Benchmarking Algorithms¶
SustainDC supports a variety of reinforcement learning algorithms for benchmarking. This section provides an overview of the supported algorithms and highlights their differences.
Supported Algorithms¶
Abbr. |
Algorithm |
Description |
Use Case |
---|---|---|---|
PPO |
Proximal Policy Optimization |
Balances simplicity and performance with a clipped objective function for stable training |
Single-agent environments |
IPPO |
Independent PPO |
Each agent operates independently with its own policy and value function |
Multi-agent systems with distinct roles |
MAPPO |
Multi-Agent PPO |
Uses a centralized value function for better coordination among agents |
Cooperative multi-agent tasks |
HAPPO |
Heterogeneous Agent PPO |
Designed for heterogeneous agents with different observation and action spaces |
Complex environments with diverse agents |
HATRPO |
Heterogeneous Agent Trust Region Policy Optimization |
Adapts TRPO for heterogeneous multi-agent settings with stability and robustness |
Complex environments requiring robust policy updates |
HAA2C |
Heterogeneous Agent Advantage Actor-Critic |
Extends A2C to multi-agent settings with individual actor and critic networks |
Scenarios with different types of observations and actions |
HAD3QN |
Heterogeneous Agent Dueling Double Deep Q-Network |
Combines dueling networks and double Q-learning for stability and performance |
Environments needing fine-grained action distinctions |
HASAC |
Heterogeneous Agent Soft Actor-Critic |
Uses entropy regularization for exploration in multi-agent settings |
Adapted to discrete action spaces and high exploration needs |
Differences and Use Cases¶
PPO vs. IPPO: PPO is for single-agent setups, while IPPO suits multi-agent environments with independent learning.

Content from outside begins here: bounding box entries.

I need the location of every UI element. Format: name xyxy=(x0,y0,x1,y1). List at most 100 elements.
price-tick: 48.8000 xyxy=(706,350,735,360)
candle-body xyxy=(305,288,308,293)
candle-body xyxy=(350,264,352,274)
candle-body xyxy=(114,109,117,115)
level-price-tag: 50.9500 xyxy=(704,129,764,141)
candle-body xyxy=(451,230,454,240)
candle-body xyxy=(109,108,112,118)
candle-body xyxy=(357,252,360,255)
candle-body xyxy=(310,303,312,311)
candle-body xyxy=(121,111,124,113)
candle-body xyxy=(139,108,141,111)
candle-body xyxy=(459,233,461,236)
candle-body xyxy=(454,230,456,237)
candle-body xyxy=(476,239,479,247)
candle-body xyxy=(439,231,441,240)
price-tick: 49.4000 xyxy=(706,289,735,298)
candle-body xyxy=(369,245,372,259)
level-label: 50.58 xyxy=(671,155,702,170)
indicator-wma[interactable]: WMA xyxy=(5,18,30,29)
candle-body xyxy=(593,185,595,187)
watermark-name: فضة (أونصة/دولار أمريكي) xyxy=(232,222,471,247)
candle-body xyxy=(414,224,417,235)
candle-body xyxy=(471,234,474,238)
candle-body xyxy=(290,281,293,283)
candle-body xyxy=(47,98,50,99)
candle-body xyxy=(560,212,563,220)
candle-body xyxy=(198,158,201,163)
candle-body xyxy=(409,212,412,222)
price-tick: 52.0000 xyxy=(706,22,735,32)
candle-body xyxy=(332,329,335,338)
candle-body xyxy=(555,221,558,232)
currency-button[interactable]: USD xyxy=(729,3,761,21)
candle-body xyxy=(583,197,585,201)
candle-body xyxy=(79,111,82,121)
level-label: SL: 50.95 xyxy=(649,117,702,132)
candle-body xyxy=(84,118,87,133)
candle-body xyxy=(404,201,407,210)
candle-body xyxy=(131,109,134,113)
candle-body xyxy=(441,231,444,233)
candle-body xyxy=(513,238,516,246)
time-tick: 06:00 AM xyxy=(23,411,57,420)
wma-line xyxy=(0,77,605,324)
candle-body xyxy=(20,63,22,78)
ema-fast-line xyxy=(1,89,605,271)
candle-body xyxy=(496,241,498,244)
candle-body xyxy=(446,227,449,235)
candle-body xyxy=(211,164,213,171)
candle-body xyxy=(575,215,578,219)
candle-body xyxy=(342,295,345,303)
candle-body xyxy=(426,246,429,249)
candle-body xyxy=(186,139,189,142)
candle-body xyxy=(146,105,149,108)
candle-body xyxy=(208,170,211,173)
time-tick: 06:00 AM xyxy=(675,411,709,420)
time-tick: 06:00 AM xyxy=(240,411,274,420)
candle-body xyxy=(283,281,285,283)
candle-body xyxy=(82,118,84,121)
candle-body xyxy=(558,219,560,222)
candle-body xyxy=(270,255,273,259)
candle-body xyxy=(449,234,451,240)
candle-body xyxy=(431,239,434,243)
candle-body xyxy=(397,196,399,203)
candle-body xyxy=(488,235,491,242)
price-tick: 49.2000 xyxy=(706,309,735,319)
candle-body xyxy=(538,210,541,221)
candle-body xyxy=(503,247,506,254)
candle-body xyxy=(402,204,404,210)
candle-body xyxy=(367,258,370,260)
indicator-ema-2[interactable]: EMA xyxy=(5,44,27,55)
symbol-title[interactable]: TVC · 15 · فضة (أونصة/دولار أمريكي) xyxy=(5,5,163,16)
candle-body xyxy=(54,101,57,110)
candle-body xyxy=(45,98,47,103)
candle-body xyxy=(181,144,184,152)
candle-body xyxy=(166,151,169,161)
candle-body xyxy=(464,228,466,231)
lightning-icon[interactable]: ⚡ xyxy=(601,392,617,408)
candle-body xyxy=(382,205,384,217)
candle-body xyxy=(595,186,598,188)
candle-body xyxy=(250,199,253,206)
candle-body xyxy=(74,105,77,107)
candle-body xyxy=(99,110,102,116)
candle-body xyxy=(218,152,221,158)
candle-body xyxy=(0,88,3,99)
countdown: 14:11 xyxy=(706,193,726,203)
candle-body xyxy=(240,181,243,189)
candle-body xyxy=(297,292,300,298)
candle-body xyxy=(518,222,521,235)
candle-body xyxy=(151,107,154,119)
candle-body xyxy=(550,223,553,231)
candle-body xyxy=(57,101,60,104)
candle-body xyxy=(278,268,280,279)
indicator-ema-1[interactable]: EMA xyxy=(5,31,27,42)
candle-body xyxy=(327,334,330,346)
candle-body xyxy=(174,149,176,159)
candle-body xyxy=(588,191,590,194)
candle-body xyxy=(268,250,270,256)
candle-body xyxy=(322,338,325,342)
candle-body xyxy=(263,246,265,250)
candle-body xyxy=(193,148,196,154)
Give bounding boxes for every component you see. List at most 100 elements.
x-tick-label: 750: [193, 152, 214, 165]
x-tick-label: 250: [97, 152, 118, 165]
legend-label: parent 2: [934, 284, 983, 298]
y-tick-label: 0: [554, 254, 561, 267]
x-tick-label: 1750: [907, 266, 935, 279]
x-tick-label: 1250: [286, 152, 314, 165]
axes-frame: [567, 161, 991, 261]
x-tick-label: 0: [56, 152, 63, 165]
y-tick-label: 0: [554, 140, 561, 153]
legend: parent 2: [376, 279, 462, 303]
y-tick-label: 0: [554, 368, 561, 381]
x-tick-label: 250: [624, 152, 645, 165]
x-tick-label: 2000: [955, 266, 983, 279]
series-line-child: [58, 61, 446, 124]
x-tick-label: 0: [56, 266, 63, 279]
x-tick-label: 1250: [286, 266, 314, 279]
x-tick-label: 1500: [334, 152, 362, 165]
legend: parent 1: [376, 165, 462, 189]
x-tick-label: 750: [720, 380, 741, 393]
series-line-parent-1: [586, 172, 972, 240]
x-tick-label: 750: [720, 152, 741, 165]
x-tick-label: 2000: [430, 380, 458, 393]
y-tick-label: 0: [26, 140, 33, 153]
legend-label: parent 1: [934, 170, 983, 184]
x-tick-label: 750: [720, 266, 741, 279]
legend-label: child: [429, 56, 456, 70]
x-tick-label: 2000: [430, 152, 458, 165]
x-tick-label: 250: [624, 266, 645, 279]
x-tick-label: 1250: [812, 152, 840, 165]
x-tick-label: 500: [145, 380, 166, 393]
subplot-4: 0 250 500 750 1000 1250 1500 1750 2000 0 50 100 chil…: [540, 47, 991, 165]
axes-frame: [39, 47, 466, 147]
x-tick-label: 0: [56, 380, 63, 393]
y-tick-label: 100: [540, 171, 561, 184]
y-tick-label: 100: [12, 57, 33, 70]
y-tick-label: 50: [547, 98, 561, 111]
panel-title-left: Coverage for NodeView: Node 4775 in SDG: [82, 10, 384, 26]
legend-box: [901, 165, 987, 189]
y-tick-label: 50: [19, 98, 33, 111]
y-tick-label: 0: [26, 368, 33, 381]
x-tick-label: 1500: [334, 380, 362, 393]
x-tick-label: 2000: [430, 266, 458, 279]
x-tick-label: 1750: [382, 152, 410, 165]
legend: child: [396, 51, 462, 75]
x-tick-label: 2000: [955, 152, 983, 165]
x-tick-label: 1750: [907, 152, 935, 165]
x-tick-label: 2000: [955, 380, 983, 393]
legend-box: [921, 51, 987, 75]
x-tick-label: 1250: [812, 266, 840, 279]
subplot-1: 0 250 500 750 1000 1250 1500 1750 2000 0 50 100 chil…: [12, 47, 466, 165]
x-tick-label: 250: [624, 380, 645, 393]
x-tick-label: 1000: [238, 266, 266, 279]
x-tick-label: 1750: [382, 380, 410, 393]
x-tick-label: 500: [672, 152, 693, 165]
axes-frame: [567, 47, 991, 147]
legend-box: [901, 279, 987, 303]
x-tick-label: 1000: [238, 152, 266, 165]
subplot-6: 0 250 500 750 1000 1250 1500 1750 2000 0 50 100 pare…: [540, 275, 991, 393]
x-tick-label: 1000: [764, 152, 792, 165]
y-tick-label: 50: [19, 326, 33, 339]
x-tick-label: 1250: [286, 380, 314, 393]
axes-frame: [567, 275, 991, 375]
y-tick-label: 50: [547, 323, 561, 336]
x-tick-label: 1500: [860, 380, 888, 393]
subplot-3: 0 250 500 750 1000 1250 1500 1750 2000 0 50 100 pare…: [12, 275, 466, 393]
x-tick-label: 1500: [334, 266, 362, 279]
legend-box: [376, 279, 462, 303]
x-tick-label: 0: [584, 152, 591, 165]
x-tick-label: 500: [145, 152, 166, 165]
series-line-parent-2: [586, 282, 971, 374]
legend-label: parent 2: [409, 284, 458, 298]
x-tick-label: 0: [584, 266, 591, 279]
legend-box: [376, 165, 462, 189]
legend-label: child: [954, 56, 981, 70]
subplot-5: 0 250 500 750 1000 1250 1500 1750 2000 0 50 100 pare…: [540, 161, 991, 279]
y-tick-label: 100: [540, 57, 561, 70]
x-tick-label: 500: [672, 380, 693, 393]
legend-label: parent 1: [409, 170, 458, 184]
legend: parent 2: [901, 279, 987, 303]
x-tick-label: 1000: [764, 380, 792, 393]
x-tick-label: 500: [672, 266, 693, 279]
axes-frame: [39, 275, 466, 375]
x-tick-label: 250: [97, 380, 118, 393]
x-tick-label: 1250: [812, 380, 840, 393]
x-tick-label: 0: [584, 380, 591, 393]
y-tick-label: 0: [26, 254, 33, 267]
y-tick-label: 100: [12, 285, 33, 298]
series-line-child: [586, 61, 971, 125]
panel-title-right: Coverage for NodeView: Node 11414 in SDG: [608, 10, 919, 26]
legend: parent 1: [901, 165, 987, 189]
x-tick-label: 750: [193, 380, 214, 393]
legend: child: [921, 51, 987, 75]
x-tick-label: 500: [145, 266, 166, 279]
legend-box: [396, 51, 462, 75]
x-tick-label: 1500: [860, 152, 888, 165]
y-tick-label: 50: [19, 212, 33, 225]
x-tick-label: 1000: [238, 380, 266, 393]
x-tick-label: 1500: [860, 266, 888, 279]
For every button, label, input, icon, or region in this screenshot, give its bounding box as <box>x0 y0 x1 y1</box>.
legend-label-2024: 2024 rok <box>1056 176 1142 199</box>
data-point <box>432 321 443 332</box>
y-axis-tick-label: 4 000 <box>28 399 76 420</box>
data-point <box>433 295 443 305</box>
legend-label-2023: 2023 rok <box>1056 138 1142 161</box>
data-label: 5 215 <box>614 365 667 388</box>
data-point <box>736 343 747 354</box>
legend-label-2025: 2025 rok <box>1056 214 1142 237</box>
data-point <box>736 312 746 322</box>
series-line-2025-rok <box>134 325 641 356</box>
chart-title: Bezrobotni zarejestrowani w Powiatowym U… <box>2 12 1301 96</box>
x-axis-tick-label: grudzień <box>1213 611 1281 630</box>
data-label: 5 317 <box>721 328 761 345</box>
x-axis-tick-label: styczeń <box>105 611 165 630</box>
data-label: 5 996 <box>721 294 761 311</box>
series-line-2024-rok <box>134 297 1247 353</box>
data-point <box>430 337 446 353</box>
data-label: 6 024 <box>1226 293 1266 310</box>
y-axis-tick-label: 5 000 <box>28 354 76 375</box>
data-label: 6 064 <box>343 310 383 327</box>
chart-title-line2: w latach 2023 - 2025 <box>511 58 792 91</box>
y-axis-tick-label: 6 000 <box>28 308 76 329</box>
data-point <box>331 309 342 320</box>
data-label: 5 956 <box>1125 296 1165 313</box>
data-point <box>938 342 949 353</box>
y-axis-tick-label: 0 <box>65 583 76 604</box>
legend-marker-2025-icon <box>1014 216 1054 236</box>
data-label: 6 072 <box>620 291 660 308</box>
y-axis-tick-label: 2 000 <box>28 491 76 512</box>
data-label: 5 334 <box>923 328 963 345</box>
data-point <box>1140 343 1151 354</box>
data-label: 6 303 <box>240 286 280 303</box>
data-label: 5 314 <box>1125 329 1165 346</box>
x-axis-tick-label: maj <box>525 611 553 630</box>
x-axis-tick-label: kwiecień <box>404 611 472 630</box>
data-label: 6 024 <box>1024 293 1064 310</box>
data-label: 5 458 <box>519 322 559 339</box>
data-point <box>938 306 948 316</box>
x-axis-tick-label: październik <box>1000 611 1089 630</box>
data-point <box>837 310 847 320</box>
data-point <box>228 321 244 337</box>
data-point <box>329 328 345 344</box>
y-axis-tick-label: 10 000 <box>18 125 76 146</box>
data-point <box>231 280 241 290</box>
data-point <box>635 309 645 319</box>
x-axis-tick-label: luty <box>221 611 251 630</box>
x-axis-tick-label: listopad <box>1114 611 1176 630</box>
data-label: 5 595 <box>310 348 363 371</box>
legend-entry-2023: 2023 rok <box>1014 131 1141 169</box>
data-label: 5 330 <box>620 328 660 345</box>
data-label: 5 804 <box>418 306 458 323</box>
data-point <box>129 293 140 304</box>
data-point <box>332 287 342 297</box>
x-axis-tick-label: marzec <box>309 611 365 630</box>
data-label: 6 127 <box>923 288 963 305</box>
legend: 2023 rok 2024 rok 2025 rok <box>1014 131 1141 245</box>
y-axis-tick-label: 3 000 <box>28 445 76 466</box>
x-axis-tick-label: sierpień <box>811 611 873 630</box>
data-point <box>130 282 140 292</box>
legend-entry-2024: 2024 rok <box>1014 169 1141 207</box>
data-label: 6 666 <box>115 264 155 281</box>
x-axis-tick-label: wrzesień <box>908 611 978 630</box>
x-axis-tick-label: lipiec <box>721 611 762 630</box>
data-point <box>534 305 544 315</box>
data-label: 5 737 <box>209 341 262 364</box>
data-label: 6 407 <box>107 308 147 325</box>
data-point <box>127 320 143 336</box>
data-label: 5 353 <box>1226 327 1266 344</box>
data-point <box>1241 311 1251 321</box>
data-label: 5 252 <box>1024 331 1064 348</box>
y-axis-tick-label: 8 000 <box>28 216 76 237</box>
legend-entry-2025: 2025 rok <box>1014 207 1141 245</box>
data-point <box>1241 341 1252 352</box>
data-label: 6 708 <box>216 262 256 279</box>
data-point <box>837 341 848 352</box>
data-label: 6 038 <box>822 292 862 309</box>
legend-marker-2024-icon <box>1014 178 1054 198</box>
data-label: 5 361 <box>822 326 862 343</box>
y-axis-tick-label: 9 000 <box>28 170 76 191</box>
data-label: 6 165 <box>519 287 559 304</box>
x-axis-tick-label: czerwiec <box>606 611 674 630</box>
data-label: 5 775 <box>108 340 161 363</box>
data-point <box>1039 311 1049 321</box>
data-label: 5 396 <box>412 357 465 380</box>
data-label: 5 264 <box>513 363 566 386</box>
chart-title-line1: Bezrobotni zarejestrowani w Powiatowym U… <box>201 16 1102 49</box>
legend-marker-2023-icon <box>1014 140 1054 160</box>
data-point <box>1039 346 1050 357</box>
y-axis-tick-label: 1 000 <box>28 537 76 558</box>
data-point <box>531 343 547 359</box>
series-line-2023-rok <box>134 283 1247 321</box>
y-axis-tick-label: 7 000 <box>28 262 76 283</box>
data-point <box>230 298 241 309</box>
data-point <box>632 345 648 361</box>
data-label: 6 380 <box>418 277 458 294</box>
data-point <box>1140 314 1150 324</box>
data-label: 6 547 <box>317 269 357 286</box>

IPPO vs. MAPPO: IPPO treats agents independently; MAPPO coordinates agents with a centralized value function, ideal for cooperative tasks.
MAPPO vs. HAPPO: Both use centralized value functions, but HAPPO is for heterogeneous agents with different capabilities.
HAPPO vs. HATRPO: HAPPO uses PPO-based updates; HATRPO adapts TRPO for more stable and robust policy updates in heterogeneous settings.
HAPPO vs. HAA2C: HAPPO is PPO-based; HAA2C extends A2C to multi-agent systems, offering stability and performance trade-offs.
HAA2C vs. HAD3QN: HAA2C is an actor-critic method; HAD3QN uses value-based learning with dueling and double Q-learning
HAD3QN vs. HASAC: HAD3QN is value-based; HASAC uses entropy regularization for environments with continuous action spaces.
By supporting a diverse set of algorithms, SustainDC allows researchers to benchmark and compare the performance of various reinforcement learning approaches in the context of sustainable DC control.